Mohammad Javad Zarif

Jewish community leaders have said the presence of Iran’s Foreign Minister in London this week is “an insult to British values”

Mohammad Javad Zarif, who was instrumental in negotiating the nuclear deal with six world powers last year, is speaking at Chatham House on Thursday in a talk titled: “Overcoming Regional Challenges in the Middle East: An Iranian Perspective.”

Ahead of his visit, the community reacted with outrage and irony to the idea of Zarif lecturing the Royal Institute of International Affairs on security in the Middle East, where Iran is widely assumed to sponsor unrest in several countries.

“To give [Zarif] a platform to speak at a prestigious London venue is nothing less than an insult to British values,” said Board of Deputies’ President Jonathan Arkush.

“This is a man who has publicly supported Hezbollah, an Iranian-funded organisation believed to have perpetrated acts of terror around the world, including the 1994 bombing of a Jewish cultural centre in Argentina, killing 85, and the bombing of a tourist bus in Bulgaria in 2012, killing six.”

He added: “Zarif represents a regime which has been complicit in massive violations of human rights beyond its borders, including in Syria, where it supports the Houthis, whose flag proclaims ‘Death to the Jews’.

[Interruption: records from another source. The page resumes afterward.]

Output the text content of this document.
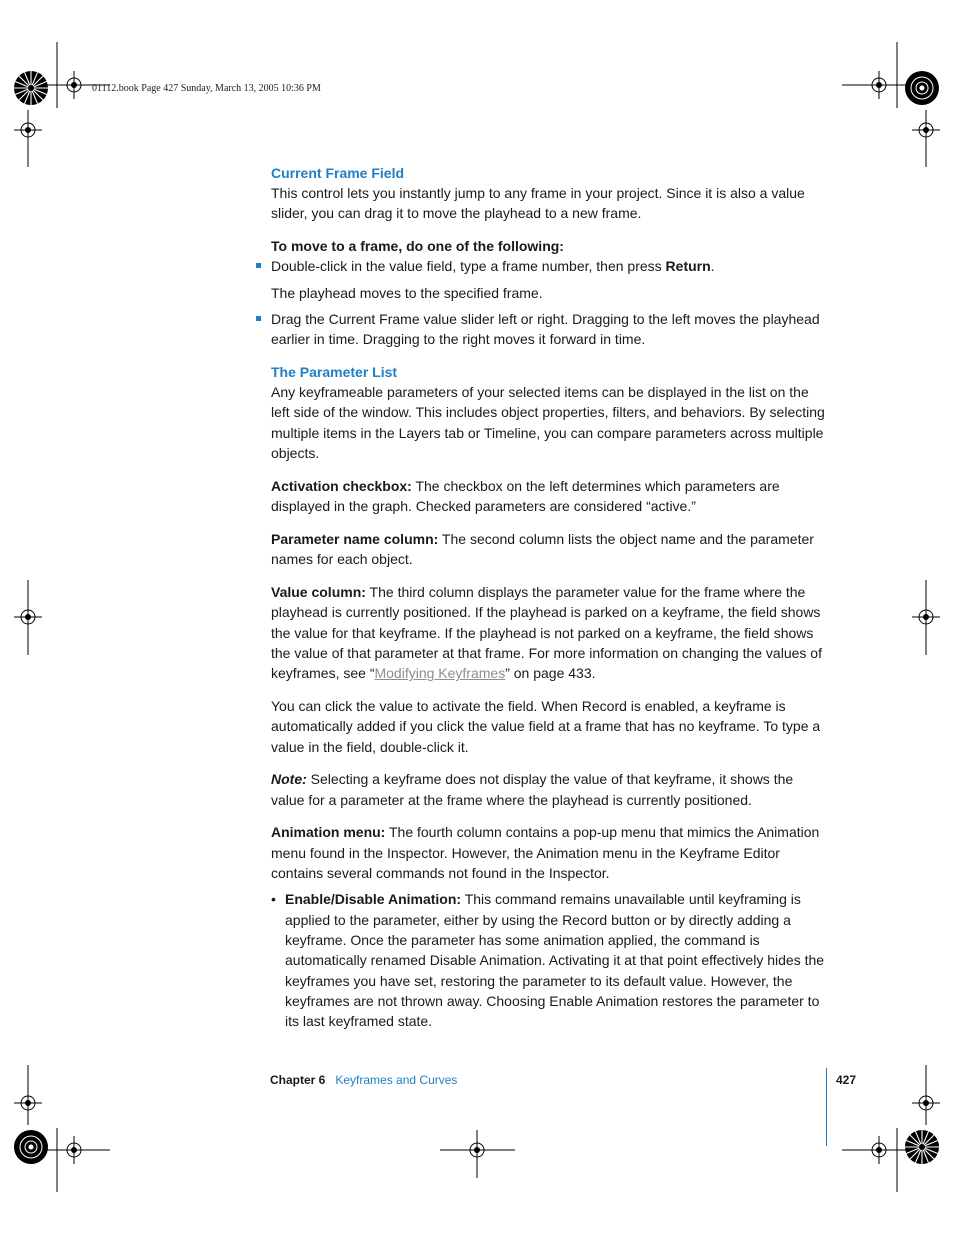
01112.book Page 427 Sunday, March 13, 2005 10:36 PM
Current Frame Field

This control lets you instantly jump to any frame in your project. Since it is also a value slider, you can drag it to move the playhead to a new frame.

To move to a frame, do one of the following:

Double-click in the value field, type a frame number, then press Return.

The playhead moves to the specified frame.

Drag the Current Frame value slider left or right. Dragging to the left moves the playhead earlier in time. Dragging to the right moves it forward in time.
The Parameter List

Any keyframeable parameters of your selected items can be displayed in the list on the left side of the window. This includes object properties, filters, and behaviors. By selecting multiple items in the Layers tab or Timeline, you can compare parameters across multiple objects.

Activation checkbox: The checkbox on the left determines which parameters are displayed in the graph. Checked parameters are considered “active.”

Parameter name column: The second column lists the object name and the parameter names for each object.

Value column: The third column displays the parameter value for the frame where the playhead is currently positioned. If the playhead is parked on a keyframe, the field shows the value for that keyframe. If the playhead is not parked on a keyframe, the field shows the value of that parameter at that frame. For more information on changing the values of keyframes, see “Modifying Keyframes” on page 433.

You can click the value to activate the field. When Record is enabled, a keyframe is automatically added if you click the value field at a frame that has no keyframe. To type a value in the field, double-click it.

Note: Selecting a keyframe does not display the value of that keyframe, it shows the value for a parameter at the frame where the playhead is currently positioned.

Animation menu: The fourth column contains a pop-up menu that mimics the Animation menu found in the Inspector. However, the Animation menu in the Keyframe Editor contains several commands not found in the Inspector.

• Enable/Disable Animation: This command remains unavailable until keyframing is applied to the parameter, either by using the Record button or by directly adding a keyframe. Once the parameter has some animation applied, the command is automatically renamed Disable Animation. Activating it at that point effectively hides the keyframes you have set, restoring the parameter to its default value. However, the keyframes are not thrown away. Choosing Enable Animation restores the parameter to its last keyframed state.
Chapter 6 Keyframes and Curves	427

“His is a government which sponsored a Holocaust cartoon competition, condemned around the world and notably by UNESCO. Zarif is the representative of a vile regime and a pariah terrorist state. His presence at Chatham House is an affront to anyone with a belief in peace and justice.”

Sir Eric Pickles MP, chairman of Conservative Friends of Israel, said: “The Foreign Minister needs to be clear that Iran will stop funding terrorism and that authorities within his country will cease making anti-Semitic remarks.”

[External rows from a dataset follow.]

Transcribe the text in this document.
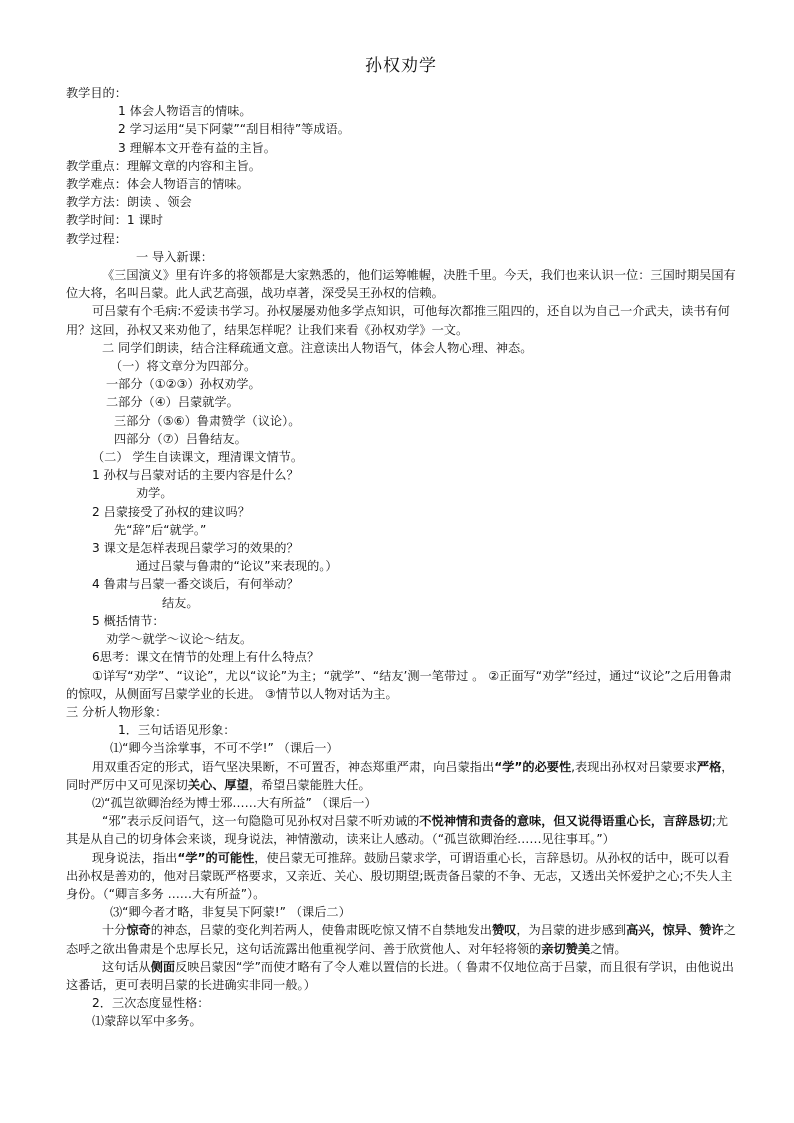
孙权劝学
教学目的：
1 体会人物语言的情味。
2 学习运用“吴下阿蒙”“刮目相待”等成语。
3 理解本文开卷有益的主旨。
教学重点：理解文章的内容和主旨。
教学难点：体会人物语言的情味。
教学方法：朗读 、领会
教学时间：1 课时
教学过程：
一 导入新课：
《三国演义》里有许多的将领都是大家熟悉的，他们运筹帷幄，决胜千里。今天，我们也来认识一位：三国时期吴国有位大将，名叫吕蒙。此人武艺高强，战功卓著，深受吴王孙权的信赖。
可吕蒙有个毛病:不爱读书学习。孙权屡屡劝他多学点知识，可他每次都推三阻四的，还自以为自己一介武夫，读书有何用？这回，孙权又来劝他了，结果怎样呢？让我们来看《孙权劝学》一文。
二 同学们朗读，结合注释疏通文意。注意读出人物语气，体会人物心理、神态。
（一）将文章分为四部分。
一部分（①②③）孙权劝学。
二部分（④）吕蒙就学。
三部分（⑤⑥）鲁肃赞学（议论）。
四部分（⑦）吕鲁结友。
（二） 学生自读课文，理清课文情节。
1 孙权与吕蒙对话的主要内容是什么？
劝学。
2 吕蒙接受了孙权的建议吗？
先“辞”后“就学。”
3 课文是怎样表现吕蒙学习的效果的？
通过吕蒙与鲁肃的“论议”来表现的。）
4 鲁肃与吕蒙一番交谈后，有何举动？
结友。
5 概括情节：
劝学～就学～议论～结友。
6思考：课文在情节的处理上有什么特点？
①详写“劝学”、“议论”，尤以“议论”为主；“就学”、“结友’测一笔带过 。 ②正面写“劝学”经过，通过“议论”之后用鲁肃的惊叹，从侧面写吕蒙学业的长进。 ③情节以人物对话为主。
三 分析人物形象：
1．三句话语见形象：
⑴“卿今当涂掌事，不可不学!” （课后一）
用双重否定的形式，语气坚决果断，不可置否，神态郑重严肃，向吕蒙指出“学”的必要性,表现出孙权对吕蒙要求严格，同时严厉中又可见深切关心、厚望，希望吕蒙能胜大任。
⑵“孤岂欲卿治经为博士邪……大有所益” （课后一）
“邪”表示反问语气，这一句隐隐可见孙权对吕蒙不听劝诫的不悦神情和责备的意味，但又说得语重心长，言辞恳切;尤其是从自己的切身体会来谈，现身说法，神情激动，读来让人感动。（“孤岂欲卿治经……见往事耳。”）
现身说法，指出“学”的可能性，使吕蒙无可推辞。鼓励吕蒙求学，可谓语重心长，言辞恳切。从孙权的话中，既可以看出孙权是善劝的，他对吕蒙既严格要求，又亲近、关心、殷切期望;既责备吕蒙的不争、无志，又透出关怀爱护之心;不失人主身份。（“卿言多务 ……大有所益”）。
⑶“卿今者才略，非复吴下阿蒙!” （课后二）
十分惊奇的神态，吕蒙的变化判若两人，使鲁肃既吃惊又情不自禁地发出赞叹，为吕蒙的进步感到高兴，惊异、赞许之态呼之欲出鲁肃是个忠厚长兄，这句话流露出他重视学问、善于欣赏他人、对年轻将领的亲切赞美之情。
这句话从侧面反映吕蒙因“学”而使才略有了令人难以置信的长进。（ 鲁肃不仅地位高于吕蒙，而且很有学识，由他说出这番话，更可表明吕蒙的长进确实非同一般。）
2．三次态度显性格：
⑴蒙辞以军中多务。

Sir Richard Dalton, Britain’s former ambassador to Iran who is chairing the event, said: “I am glad Iran is present in the Syria talks and that they have an important role in combatting Islamic State.”

He added: “Long-term, Iran should change some of its policies so that they can be part of the solution to several Middle East security issues.

“I would say the same to Egypt, Saudi Arabia, Israel, Iraq, the Gulf States, and finally to Arab countries more widely, as regards their unrepresentative and abusive political systems.”